Bonds

After a late-night legislative session on Wednesday, members of the Nashville Metropolitan Council voted 38-0 to approve a fiscal year 2024 budget that matches the $3.2 billion size and most substance of Mayor John Cooper’s May budget plan, preserving his signature proposal for a pay increase for public employees, while shifting some funds to do so.

The plan marks a 6.2% increase over fiscal 2023 spending and allocates $1.6 billion, around half the budget, to the city’s general operating fund and $1.2 billion towards education, a $96.4 million bump from last year.

The budget allocates $409 million to general obligation debt service, with $250 million allocated for the city’s general purpose bonds and associated refinancings and $150 million towards obligations due on school improvement bonds.

Nashville has $3.3 billion in outstanding GO debt rated Aa2 by Moody’s Investors Service, AA by S&P Global Ratings, and AA-plus by the Kroll Bond Rating Agency.

The council budget makes some shifts to the mayor’s funding proposal to cover an increase in public employee salaries.

Both budgets adopt a 4% cost-of-living-adjustment and 3% merit increase for city workers, including public school teachers, firefighters, and other first responders, that officials said is the largest such single raise in the city’s history.

Under the council’s plan, part of the costs will be covered by reducing distributions to a scattershot of smaller projects and proposals while redirecting part of the mayor’s proposed allocation to one of the city’s rainy day accounts.

Dubbed the 4% Fund as local law requires that no less than 4% of the city’s general fund be deposited into it annually, the council budget allocates $54 million to those reserves.

At 4.5% of general fund revenue, that’s above the legally required rate, but $3 million short of what Cooper wanted, marking the most significant funding difference between the two proposals.

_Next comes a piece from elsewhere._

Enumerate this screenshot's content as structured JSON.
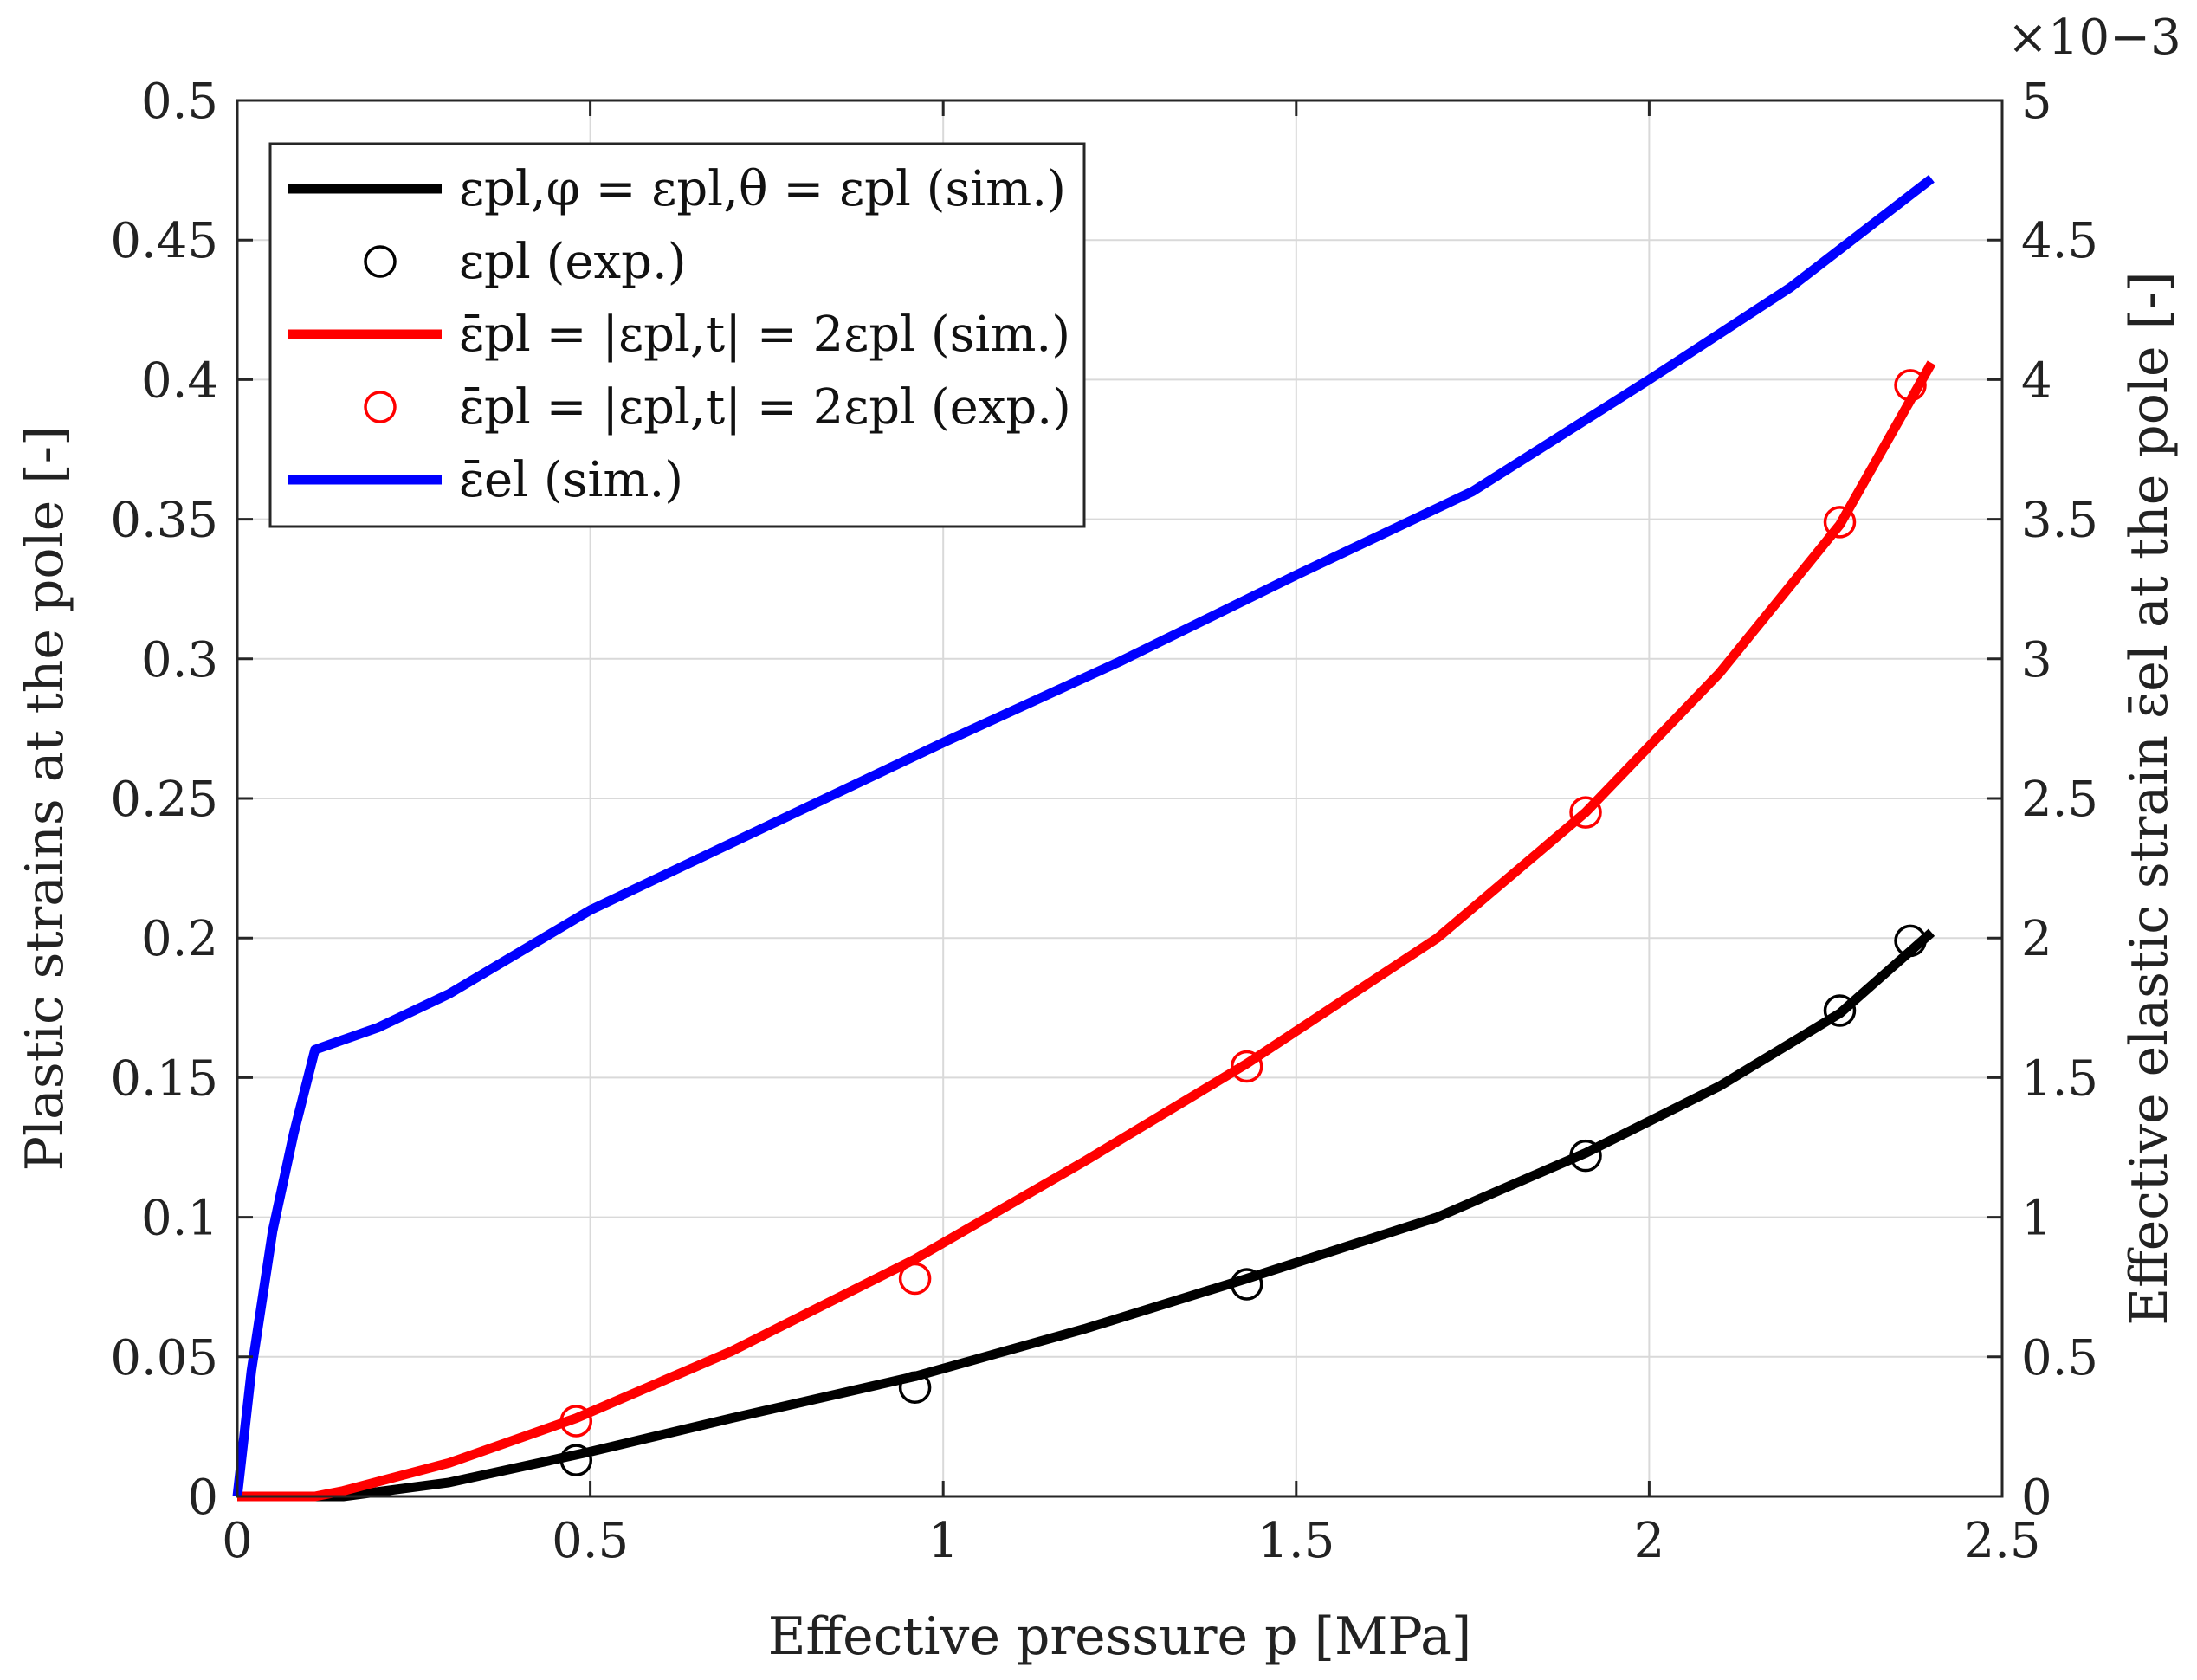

It is also below a 5% rate requirement some local lawmakers have been calling for in the face of increasing equipment and material costs.

Like the mayor’s plan, the council budget uses part of fiscal 2023’s $125.7 million surplus to beef up a different reserve account to record levels.

City Councilmember Bob Mendes said those “dramatically increased” reserves, along with steady revenue from a property tax rate hike instituted in 2020, allowed the city to shoulder the year-by-year increases in costs associated with the improved employee pay plan.

The spending plan includes $55 million to costs associated with public employee benefits including the new pay bump.

In a recent budget report, officials said expect to see a cool down in tax revenue intake into the new year and possibly beyond; the city will see a 3.1% increase in revenue from its business taxes, 4.9% from sales taxes, and 7.3% from the Alcohol and Beverage Tax, the report said, marking a steep decline from the double-digit increases seen in some revenue streams over the last two years.

However, officials also said in that report that years of fiscally conservative practices and strong reserves gave the city stability “in the event of unforeseen emergencies or economic downturns.”